3. Professional ethical issues should be stressed during the training
4. More effectively implementing court decisions, particularly of those that concern the state. 

The report gives reasons why 29 out of the 30 elements are designated as negative or neutral. Regarding the choosing and appointment of judges to their positions, the report states: “The procedure for appointing judges is not transparent. There are no criteria for the selection of judges”. In the same chapter one can read the following: “Qualifying from the examination is valid for 7 years. However, this validity should be doubted because some judges took the examination during the Shevardnadze era. This is especially true, if according to the rumors, 2000 laris used to be paid to pass the exam successfully”.

The court’s jurisdiction and civil rights are both negatively estimated. The report explains that despite the fact that the Constitution gives impressive human rights protection, this protection does not exist in reality. “Georgia ratified the European Convention on Human Rights but the courts seldom take that into account that whilst making a decision”.
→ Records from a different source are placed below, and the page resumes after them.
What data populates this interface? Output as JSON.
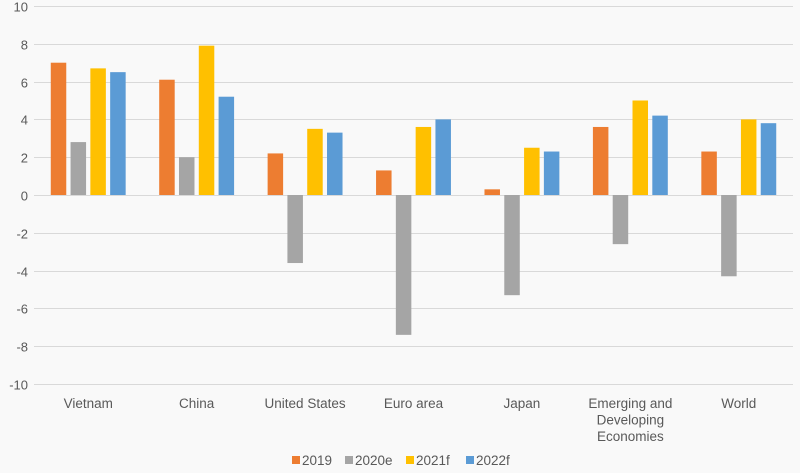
{
  "chart_data": {
    "type": "bar",
    "title": "",
    "xlabel": "",
    "ylabel": "",
    "ylim": [
      -10,
      10
    ],
    "yticks": [
      -10,
      -8,
      -6,
      -4,
      -2,
      0,
      2,
      4,
      6,
      8,
      10
    ],
    "grid": true,
    "legend_position": "bottom",
    "categories": [
      [
        "Vietnam"
      ],
      [
        "China"
      ],
      [
        "United States"
      ],
      [
        "Euro area"
      ],
      [
        "Japan"
      ],
      [
        "Emerging and",
        "Developing",
        "Economies"
      ],
      [
        "World"
      ]
    ],
    "series": [
      {
        "name": "2019",
        "color": "#ED7D31",
        "values": [
          7.0,
          6.1,
          2.2,
          1.3,
          0.3,
          3.6,
          2.3
        ]
      },
      {
        "name": "2020e",
        "color": "#A5A5A5",
        "values": [
          2.8,
          2.0,
          -3.6,
          -7.4,
          -5.3,
          -2.6,
          -4.3
        ]
      },
      {
        "name": "2021f",
        "color": "#FFC000",
        "values": [
          6.7,
          7.9,
          3.5,
          3.6,
          2.5,
          5.0,
          4.0
        ]
      },
      {
        "name": "2022f",
        "color": "#5B9BD5",
        "values": [
          6.5,
          5.2,
          3.3,
          4.0,
          2.3,
          4.2,
          3.8
        ]
      }
    ]
  }
}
The same chapter concentrates on problems concerning the number of accused people who remain in Preliminary Detention Centers without sufficient proof against them.

The report also considers decisions taken by the court against the state: ‘It is very difficult to carry out any decisions against the state. Thus, a defender feels discouraged from applying to the courts. One who was interviewed said that the courts suspend cases on human rights violations’.

The 20th article, also negative, relates to intimidation affecting a court’s decision. The reason for this negative estimation was given as the following: ‘One of the most important problems within the Court Reforms is the intimidation that can be placed upon independent courts; freedom from which is guaranteed by the Constitution of Georgia. However, the courts experience intimidation from the executive and the prosecutor’s office. The Constitution states that a judge is independent in their activities and is only subordinate to the Constitution and the law. Any attempt at intimidation or involvement in the decision making process is strongly forbidden and punishable by law (Article 84.1 of the Constitution).

The revised salaries for the judges are the only factor assessed as positive and are as follows: 

The Chairperson of the Constitutional Court – 4100 laris, the Deputy – 3300 laris, Judges – 3000 laris;

Head of the Supreme Court – 4100 laris, the Deputy – 3600 laris, Judges – 3000 laris;

Head of the Appeal Court – 3000 laris, Judges – 1650 laris;

Head of Regional Court – 1650 laris, Judges – 1450 laris.